Что их волновало? Повседневные заботы, финансовые трудности? Светлые идеалы? Осенние грезы, муки творчества?
Пришла суббота. Все шло своим чередом.
В 13 часов был объявлен сбор господ офицеров. И здесь не произошло ничего необычного.
Поконин бодрым голосом начал читать приказы командира экипажа, постепенно его голос терял звонкость, становился глуше, до той поры, пока его обладатель, запнувшись на фразе «Настоящим довожу до господ офицеров…», не уснул стоя с открытыми глазами. Как обычно, полковой командир разбудил Поконина, вылив ему на голову воды из графина и неодобрительно отозвавшись о матери, родившей такого идиота. Как обычно, по столам ходила очередная фотография, изготовленная штабс-капитаном Граве, на которой была изображена милая селяночка, скинувшая все одежды, и пытавшаяся заменить их отсутствие какой-то медалькой бравого штабс-капитана. Как и всегда, Мысков старательно вычерчивал план очередного хранилища для овощей, а фон Лер с Давыдовым играли в «очко» на будущее жалованье. Но не успел еще капеллан третьей роты выразить свое негодование по поводу изысканий фототехники Граве, не успел еще Мысков решить, где будет храниться сельдерей и морковка, не успел Давыдов просадить все жалованье, как произошло нечто неожиданное, если не сказать необычайное.

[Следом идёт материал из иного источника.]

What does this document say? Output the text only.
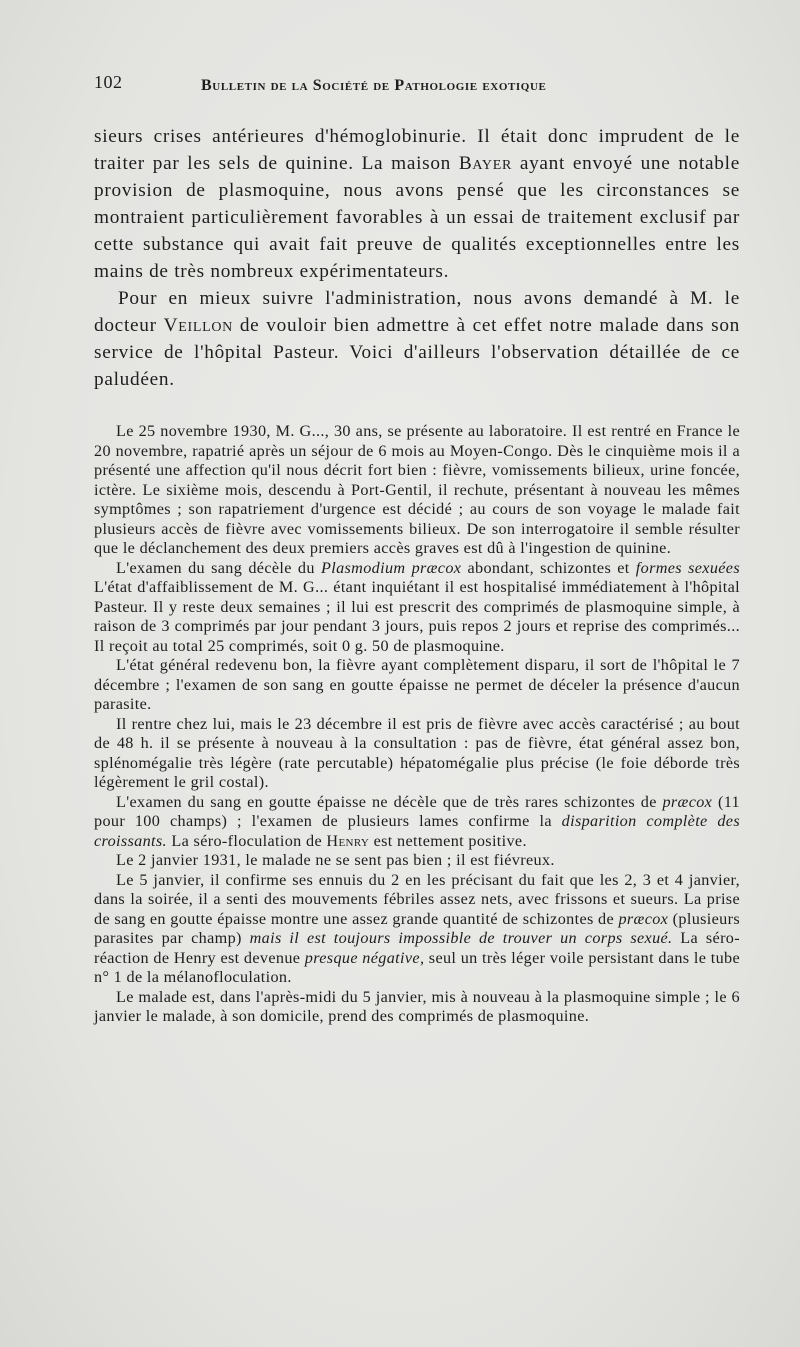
102	Bulletin de la Société de Pathologie exotique

sieurs crises antérieures d'hémoglobinurie. Il était donc imprudent de le traiter par les sels de quinine. La maison Bayer ayant envoyé une notable provision de plasmoquine, nous avons pensé que les circonstances se montraient particulièrement favorables à un essai de traitement exclusif par cette substance qui avait fait preuve de qualités exceptionnelles entre les mains de très nombreux expérimentateurs.

Pour en mieux suivre l'administration, nous avons demandé à M. le docteur Veillon de vouloir bien admettre à cet effet notre malade dans son service de l'hôpital Pasteur. Voici d'ailleurs l'observation détaillée de ce paludéen.

Le 25 novembre 1930, M. G..., 30 ans, se présente au laboratoire. Il est rentré en France le 20 novembre, rapatrié après un séjour de 6 mois au Moyen-Congo. Dès le cinquième mois il a présenté une affection qu'il nous décrit fort bien : fièvre, vomissements bilieux, urine foncée, ictère. Le sixième mois, descendu à Port-Gentil, il rechute, présentant à nouveau les mêmes symptômes ; son rapatriement d'urgence est décidé ; au cours de son voyage le malade fait plusieurs accès de fièvre avec vomissements bilieux. De son interrogatoire il semble résulter que le déclanchement des deux premiers accès graves est dû à l'ingestion de quinine.

L'examen du sang décèle du Plasmodium præcox abondant, schizontes et formes sexuées L'état d'affaiblissement de M. G... étant inquiétant il est hospitalisé immédiatement à l'hôpital Pasteur. Il y reste deux semaines ; il lui est prescrit des comprimés de plasmoquine simple, à raison de 3 comprimés par jour pendant 3 jours, puis repos 2 jours et reprise des comprimés... Il reçoit au total 25 comprimés, soit 0 g. 50 de plasmoquine.

L'état général redevenu bon, la fièvre ayant complètement disparu, il sort de l'hôpital le 7 décembre ; l'examen de son sang en goutte épaisse ne permet de déceler la présence d'aucun parasite.

Il rentre chez lui, mais le 23 décembre il est pris de fièvre avec accès caractérisé ; au bout de 48 h. il se présente à nouveau à la consultation : pas de fièvre, état général assez bon, splénomégalie très légère (rate percutable) hépatomégalie plus précise (le foie déborde très légèrement le gril costal).

L'examen du sang en goutte épaisse ne décèle que de très rares schizontes de præcox (11 pour 100 champs) ; l'examen de plusieurs lames confirme la disparition complète des croissants. La séro-floculation de Henry est nettement positive.

Le 2 janvier 1931, le malade ne se sent pas bien ; il est fiévreux.

Le 5 janvier, il confirme ses ennuis du 2 en les précisant du fait que les 2, 3 et 4 janvier, dans la soirée, il a senti des mouvements fébriles assez nets, avec frissons et sueurs. La prise de sang en goutte épaisse montre une assez grande quantité de schizontes de præcox (plusieurs parasites par champ) mais il est toujours impossible de trouver un corps sexué. La séro-réaction de Henry est devenue presque négative, seul un très léger voile persistant dans le tube n° 1 de la mélanofloculation.

Le malade est, dans l'après-midi du 5 janvier, mis à nouveau à la plasmoquine simple ; le 6 janvier le malade, à son domicile, prend des comprimés de plasmoquine.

Валид-Хан встал, выбросил в окно фуражку, сюртук и медленно двинулся к выходу. Полковой капеллан закрыл лицо руками. Ужас охватил всех. Но не разверзлись хляби небесные, не повергла в прах дерзкого молния.
— What can you do, old man? — тихо спросил Валид-Хан полкового командира.

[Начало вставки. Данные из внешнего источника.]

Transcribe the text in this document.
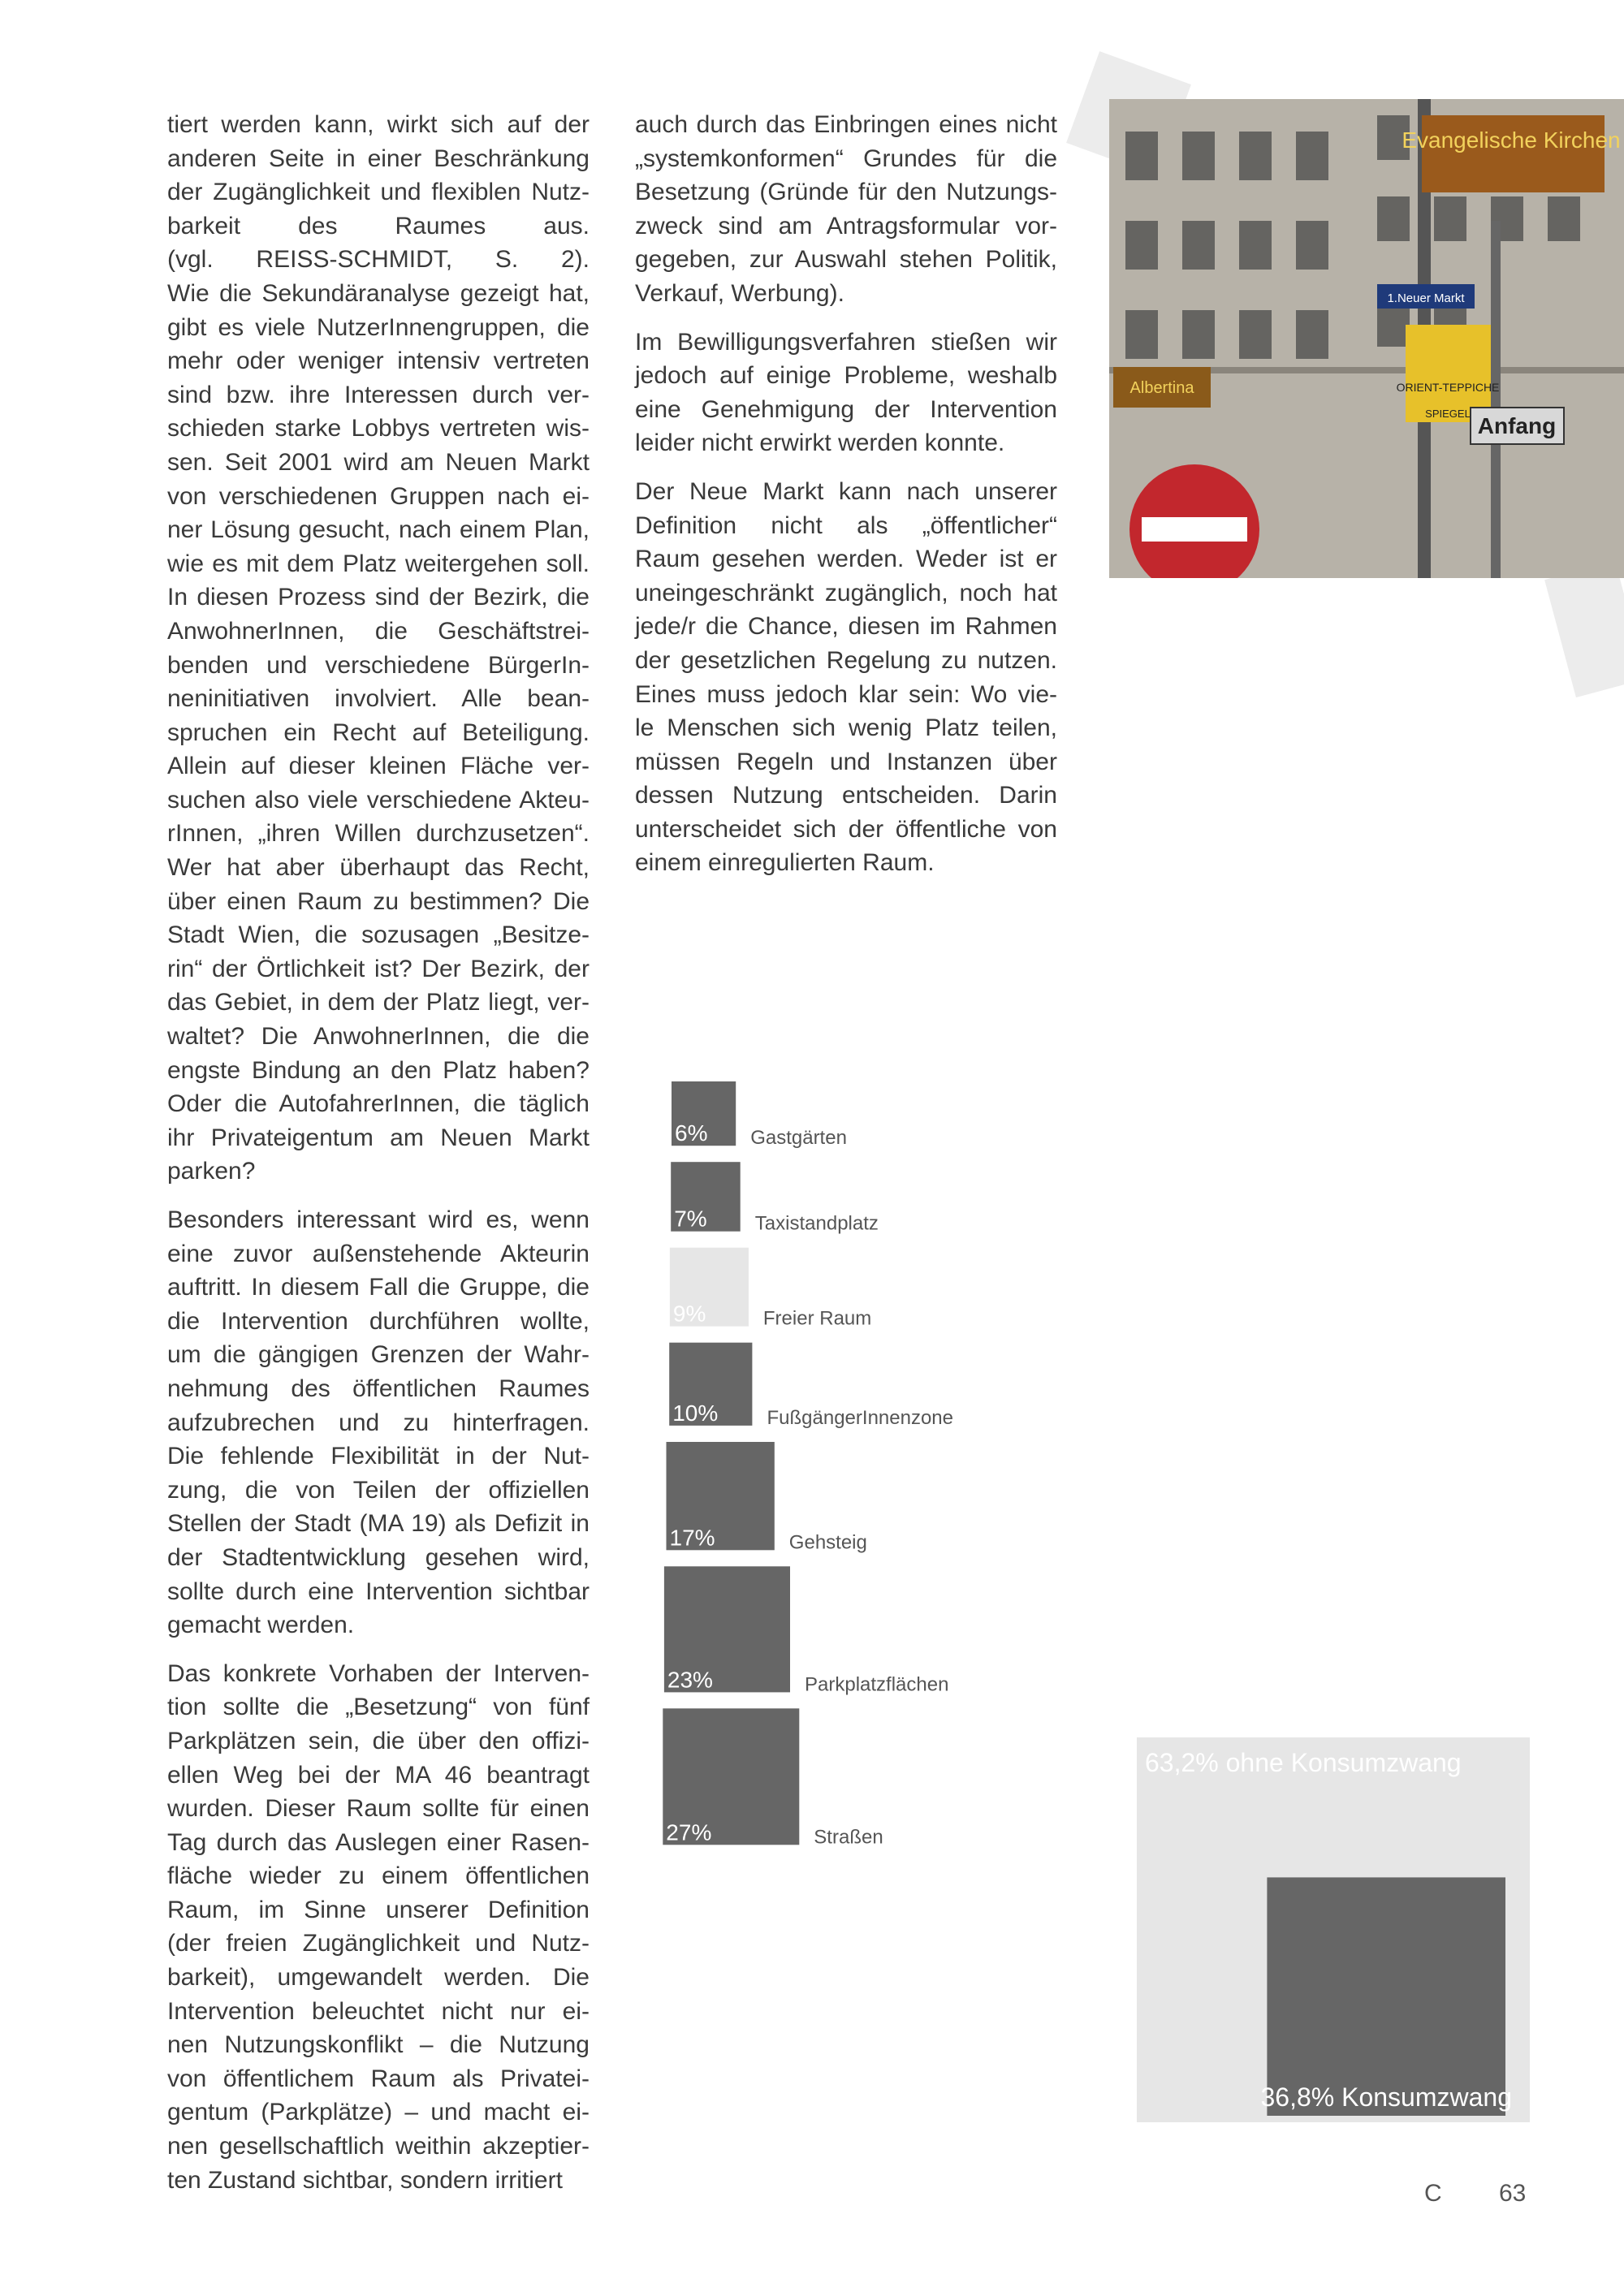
tiert werden kann, wirkt sich auf der
anderen Seite in einer Beschränkung
der Zugänglichkeit und flexiblen Nutz-
barkeit des Raumes aus.
(vgl. REISS-SCHMIDT, S. 2).
Wie die Sekundäranalyse gezeigt hat,
gibt es viele NutzerInnengruppen, die
mehr oder weniger intensiv vertreten
sind bzw. ihre Interessen durch ver-
schieden starke Lobbys vertreten wis-
sen. Seit 2001 wird am Neuen Markt
von verschiedenen Gruppen nach ei-
ner Lösung gesucht, nach einem Plan,
wie es mit dem Platz weitergehen soll.
In diesen Prozess sind der Bezirk, die
AnwohnerInnen, die Geschäftstrei-
benden und verschiedene BürgerIn-
neninitiativen involviert. Alle bean-
spruchen ein Recht auf Beteiligung.
Allein auf dieser kleinen Fläche ver-
suchen also viele verschiedene Akteu-
rInnen, „ihren Willen durchzusetzen“.
Wer hat aber überhaupt das Recht,
über einen Raum zu bestimmen? Die
Stadt Wien, die sozusagen „Besitze-
rin“ der Örtlichkeit ist? Der Bezirk, der
das Gebiet, in dem der Platz liegt, ver-
waltet? Die AnwohnerInnen, die die
engste Bindung an den Platz haben?
Oder die AutofahrerInnen, die täglich
ihr Privateigentum am Neuen Markt
parken?

Besonders interessant wird es, wenn
eine zuvor außenstehende Akteurin
auftritt. In diesem Fall die Gruppe, die
die Intervention durchführen wollte,
um die gängigen Grenzen der Wahr-
nehmung des öffentlichen Raumes
aufzubrechen und zu hinterfragen.
Die fehlende Flexibilität in der Nut-
zung, die von Teilen der offiziellen
Stellen der Stadt (MA 19) als Defizit in
der Stadtentwicklung gesehen wird,
sollte durch eine Intervention sichtbar
gemacht werden.

Das konkrete Vorhaben der Interven-
tion sollte die „Besetzung“ von fünf
Parkplätzen sein, die über den offizi-
ellen Weg bei der MA 46 beantragt
wurden. Dieser Raum sollte für einen
Tag durch das Auslegen einer Rasen-
fläche wieder zu einem öffentlichen
Raum, im Sinne unserer Definition
(der freien Zugänglichkeit und Nutz-
barkeit), umgewandelt werden. Die
Intervention beleuchtet nicht nur ei-
nen Nutzungskonflikt – die Nutzung
von öffentlichem Raum als Privatei-
gentum (Parkplätze) – und macht ei-
nen gesellschaftlich weithin akzeptier-
ten Zustand sichtbar, sondern irritiert

auch durch das Einbringen eines nicht
„systemkonformen“ Grundes für die
Besetzung (Gründe für den Nutzungs-
zweck sind am Antragsformular vor-
gegeben, zur Auswahl stehen Politik,
Verkauf, Werbung).

Im Bewilligungsverfahren stießen wir
jedoch auf einige Probleme, weshalb
eine Genehmigung der Intervention
leider nicht erwirkt werden konnte.

Der Neue Markt kann nach unserer
Definition nicht als „öffentlicher“
Raum gesehen werden. Weder ist er
uneingeschränkt zugänglich, noch hat
jede/r die Chance, diesen im Rahmen
der gesetzlichen Regelung zu nutzen.
Eines muss jedoch klar sein: Wo vie-
le Menschen sich wenig Platz teilen,
müssen Regeln und Instanzen über
dessen Nutzung entscheiden. Darin
unterscheidet sich der öffentliche von
einem einregulierten Raum.

Evangelische Kirchen
1.Neuer Markt
Albertina	ORIENT-TEPPICHE
SPIEGEL Anfang
6% Gastgärten
7% Taxistandplatz
9%	Freier Raum
10%	FußgängerInnenzone
17%	Gehsteig
23%	Parkplatzflächen
27%	Straßen
63,2% ohne Konsumzwang
36,8% Konsumzwang
C 63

— Nothing, — тихо ответил командир экипажа и сам удивился своему ответу. Он никогда не знал английского, всегда довольствовался своим малоярославским, с изрядной примесью русского матерного, говором. И теперь столь внезапное овладение языком англосаксов ужаснуло его. На язык лезли цитаты из Харингтона и Китса. «Молчать!» — хотел закричать командир экипажа, но вместо этого он прокашлялся и начал:
— То be or not to be…
Хотя и в скверной манере провинциальных актеров, он дочитал монолог до конца и тихо сказал:
— Какая прелесть…
Капеллан тоже не остался в долгу и без всякой подготовки ошеломил окружающих «Нравственными письмами» Сенеки. Сказать, ошеломил — значит пойти против истины. После первой же фразы, сказанной не по-русски, все вернулось в свою колею. Капеллан третьей роты сообщил Граве со всем негодованием, на которое был способен, что грудь у малютки слаба. Мысков решил, что с сельдереем больше связываться не будет. Фон Лер содрал расписку на 100 рублей с Давыдова, а Поконин, которому никто не лил воду на голову и не сулил невзгод, тихо уснул, свернувшись калачиком под столом.

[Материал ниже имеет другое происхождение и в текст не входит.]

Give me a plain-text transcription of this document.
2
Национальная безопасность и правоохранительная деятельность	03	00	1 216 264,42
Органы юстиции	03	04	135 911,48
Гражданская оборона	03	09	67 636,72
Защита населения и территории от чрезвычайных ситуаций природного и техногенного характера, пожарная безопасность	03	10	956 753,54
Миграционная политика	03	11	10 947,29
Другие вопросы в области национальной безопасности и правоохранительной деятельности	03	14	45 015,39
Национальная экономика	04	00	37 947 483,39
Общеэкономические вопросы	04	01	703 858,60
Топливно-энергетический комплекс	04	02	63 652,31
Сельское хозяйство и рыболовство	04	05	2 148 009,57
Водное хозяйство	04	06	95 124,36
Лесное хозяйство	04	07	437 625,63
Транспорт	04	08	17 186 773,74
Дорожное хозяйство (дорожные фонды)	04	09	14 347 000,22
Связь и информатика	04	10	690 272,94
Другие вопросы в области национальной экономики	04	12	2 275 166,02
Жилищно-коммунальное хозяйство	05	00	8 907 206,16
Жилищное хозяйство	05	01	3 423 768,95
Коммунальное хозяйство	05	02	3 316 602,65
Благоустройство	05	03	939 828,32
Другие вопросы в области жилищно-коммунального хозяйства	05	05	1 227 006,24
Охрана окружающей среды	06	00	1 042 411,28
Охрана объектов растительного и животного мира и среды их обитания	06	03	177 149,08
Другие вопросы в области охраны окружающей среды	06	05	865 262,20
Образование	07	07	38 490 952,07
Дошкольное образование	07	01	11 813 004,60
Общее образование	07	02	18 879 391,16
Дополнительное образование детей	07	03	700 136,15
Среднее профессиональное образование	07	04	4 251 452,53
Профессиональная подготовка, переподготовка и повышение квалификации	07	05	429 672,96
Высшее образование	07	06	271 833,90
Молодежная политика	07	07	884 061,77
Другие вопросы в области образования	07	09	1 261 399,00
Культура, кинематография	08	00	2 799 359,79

С необычайной грустью, тихой печалью в голосе Романовский сказал капеллану:
— Нас не понимают.
— Идем отсюда, брат, — сказал капеллан, вынимая из-под рясы потрепанный томик Шопенгауэра.
Полковой командир сорвал с себя вицмундир, с неизъяснимой русской тоской швырнул его на пол и стал топтать ногами. Отец Федор разорвал на груди рясу и остался в исподнем. После этого они вышли и тихонько прикрыли за собой дверь.
Непредубежденный наблюдатель был бы удивлен, если бы увидел через несколько минут поднимавшихся в сопку блестящего командира экипажа и грозного полкового капеллана.
Романовский был босиком, в домотканой рубахе на выпуск, в холщовых штанах, с холщовой сумой через плечо. В руках он держал связку воздушных шаров. На его голове была бурлацкая шапка, и только бритые щеки, непомерная упитанность и ухоженные ногти выдавали в нем выходца из дворянской семьи, которому только отцовские долги закрыли дорогу в гвардию. Он беспрестанно цитировал Рембо, говорил по-французски с легким марсельским акцентом и прерывался только для того, чтобы крикнуть «Бог мой, какая прелесть…»
Отец Федор тоже принарядился. Он был одет в костюм кочующего цыгана и толкал перед собой тяжелую тачку, груженную щебнем и булыжниками. Булыжник срывался, тележка не хотела подниматься в сопку, но сравнение с Сизифом не приходило в голову полковому капеллану, и не хулы и молитвы срывались с его языка; отец Федор цитировал нравственные законы Канта, периодически произнося фразу «Страдание очищает…»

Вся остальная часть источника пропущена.